Bartleby
D'après la nouvelle d'Herman Melville
Adaptation et mise en scène David Géry

Du 3 au 14 janvier 2006
Théâtre des Célestins, Lyon


Avec Yann Collette, Claude Lévèque, André Chaumeau,
Raphaël Almosni,Grégory Quidel
Traduction et collaboration artistique - Laura Koffler / Décor - Jean Haas Costumes - Cidalia da Costa / Lumières - Pascal Sautelet / Musique - Jean Paul Dessy

Théâtre des Célestins
4, rue Charles Dullin
69002 Lyon.
Tel : 04 72 77 40 40

Un petit homme de loi voit sa situation prendre de l’envergure. Il engage pour le seconder un nouveau clerc à l’allure froide et craintive, misérablement tiré à quatre épingles : Bartleby. Sa méticulosité donne satisfaction, son application rassure. Mais sa froideur inquiète. Bartleby refuse toute implication collective. L’employeur accepte de laisser son scribe dans la solitude incurable qui semble lui convenir puis entreprend de s’en débarrasser...

 

L’âme dans la machine à écrire


Qui est ce Bartleby que Melville nous présente ?… On ne le saura jamais. Ce copiste cadavérique, méticuleux jusqu’au monstrueux, solitaire jusqu’à la prostration, réticent jusqu’à la décomposition, cet homme fragile plongé dans l’univers noir et blanc, peuplé d’hommes en gris, de Wall Street, ce regard de verre mal à l’aise dans un visage trop lisse, inexorablement honnête, perpétuellement penché sur son travail de copiste, Bartleby, ce nonchalant cas-limite de « blême désespérance », n’est que pur mystère, triste, sans solution. Le simple avoué qui nous raconte cet homme bizarre, pour l’avoir engagé, s’en est mordu les doigts : Bartleby est condamné, coincé entre les pages immenses d’un livre sans espoir, et toute la bonhomie humaine de l’avoué, tour à tour plein de bonne volonté et haineux, tout le grotesque des trois autres copistes, tout le mépris d’une société qui peut tout comprendre sauf l’inaction, société pour laquelle le travail ce ne peut être que la santé, tout cela n’y fera rien.

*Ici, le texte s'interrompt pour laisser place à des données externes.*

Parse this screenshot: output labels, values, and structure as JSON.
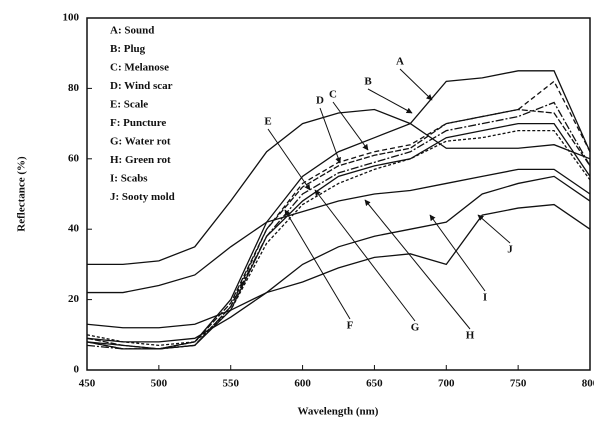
{
  "chart_data": {
    "type": "line",
    "xlabel": "Wavelength (nm)",
    "ylabel": "Reflectance (%)",
    "x": [
      450,
      475,
      500,
      525,
      550,
      575,
      600,
      625,
      650,
      675,
      700,
      725,
      750,
      775,
      800
    ],
    "series": [
      {
        "name": "A: Sound",
        "color": "#111111",
        "dash": "none",
        "values": [
          8,
          6,
          6,
          8,
          20,
          42,
          55,
          62,
          66,
          70,
          82,
          83,
          85,
          85,
          62
        ]
      },
      {
        "name": "B: Plug",
        "color": "#111111",
        "dash": "none",
        "values": [
          30,
          30,
          31,
          35,
          48,
          62,
          70,
          73,
          74,
          70,
          63,
          63,
          63,
          64,
          60
        ]
      },
      {
        "name": "C: Melanose",
        "color": "#111111",
        "dash": "6 2",
        "values": [
          9,
          7,
          6,
          8,
          19,
          40,
          52,
          58,
          61,
          63,
          70,
          72,
          74,
          73,
          58
        ]
      },
      {
        "name": "D: Wind scar",
        "color": "#111111",
        "dash": "5 3",
        "values": [
          8,
          6,
          6,
          7,
          18,
          40,
          53,
          59,
          62,
          64,
          70,
          72,
          74,
          82,
          62
        ]
      },
      {
        "name": "E: Scale",
        "color": "#111111",
        "dash": "8 2 2 2",
        "values": [
          7,
          6,
          6,
          7,
          18,
          38,
          50,
          56,
          59,
          62,
          68,
          70,
          72,
          76,
          58
        ]
      },
      {
        "name": "F: Puncture",
        "color": "#111111",
        "dash": "none",
        "values": [
          8,
          7,
          6,
          7,
          17,
          38,
          48,
          55,
          58,
          60,
          66,
          68,
          70,
          70,
          55
        ]
      },
      {
        "name": "G: Water rot",
        "color": "#111111",
        "dash": "3 2",
        "values": [
          10,
          8,
          7,
          8,
          17,
          36,
          47,
          53,
          57,
          60,
          65,
          66,
          68,
          68,
          54
        ]
      },
      {
        "name": "H: Green rot",
        "color": "#111111",
        "dash": "none",
        "values": [
          22,
          22,
          24,
          27,
          35,
          42,
          45,
          48,
          50,
          51,
          53,
          55,
          57,
          57,
          50
        ]
      },
      {
        "name": "I: Scabs",
        "color": "#111111",
        "dash": "none",
        "values": [
          9,
          8,
          8,
          9,
          15,
          22,
          30,
          35,
          38,
          40,
          42,
          50,
          53,
          55,
          48
        ]
      },
      {
        "name": "J: Sooty mold",
        "color": "#111111",
        "dash": "none",
        "values": [
          13,
          12,
          12,
          13,
          17,
          22,
          25,
          29,
          32,
          33,
          30,
          44,
          46,
          47,
          40
        ]
      }
    ],
    "annotations": [
      "A",
      "B",
      "C",
      "D",
      "E",
      "F",
      "G",
      "H",
      "I",
      "J"
    ],
    "xlim": [
      450,
      800
    ],
    "xticks": [
      450,
      500,
      550,
      600,
      650,
      700,
      750,
      800
    ],
    "ylim": [
      0,
      100
    ],
    "yticks": [
      0,
      20,
      40,
      60,
      80,
      100
    ],
    "grid": false
  }
}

L’excellente mise en scène de David Géry laisse planer le mystère, et s’éventer avec lenteur et justesse dans la pesanteur livresque du décor. Tour à tour angoissant et émouvant (au gré de la musique), le visage pitoyable et effrayant de Yann Collette (Bartleby) fait forte impression, tandis que les quatre autres comédiens de cette tragédie du médiocre, de cette comédie de l’étriqué, dépourvue de femmes, assurent un dynamisme clownesque « à l’américaine », parfait pour faire valoir la misère et la profondeur d’âme de Bartleby.

Tous s’interrogent : que faire d’un malheureux ? Que faire de ce cadavre en costume ? Que faire de cet homme qui n’a pas le sens commun, qui ne comprend pas la nécessité précisément de faire ?… Mais Bartleby ne nous présente-t-il pas un miroir ? Voire, un modèle à suivre ? Ce copiste modèle, silencieuse machine à écrire, veut passer pour un homme moderne parfait, travailleur, mais, poussé à bout, il ne peut que faire volte face, arrêter l’absurde mascarade, tâcher d’être fidèle à lui-même : dans le fond, comment ne pas blêmir dans un monde tout de clercs et de procès, tout d’argent et de labeur ? La morale de l’histoire pourrait même dépasser la critique sociale, et toucher au métaphysique, à la manière des nouvelles de Kafka : comment vivre, pourquoi travailler, puisque nous allons mourir, puisque tant d’autres sont morts, puisque la souffrance humaine atteint de telles proportions ? Gardons-nous bien toutefois de conclure sur la raison d’être de ce pauvre Bartleby, et contentons-nous de ce fait : la vie est une énigme qui finit mal.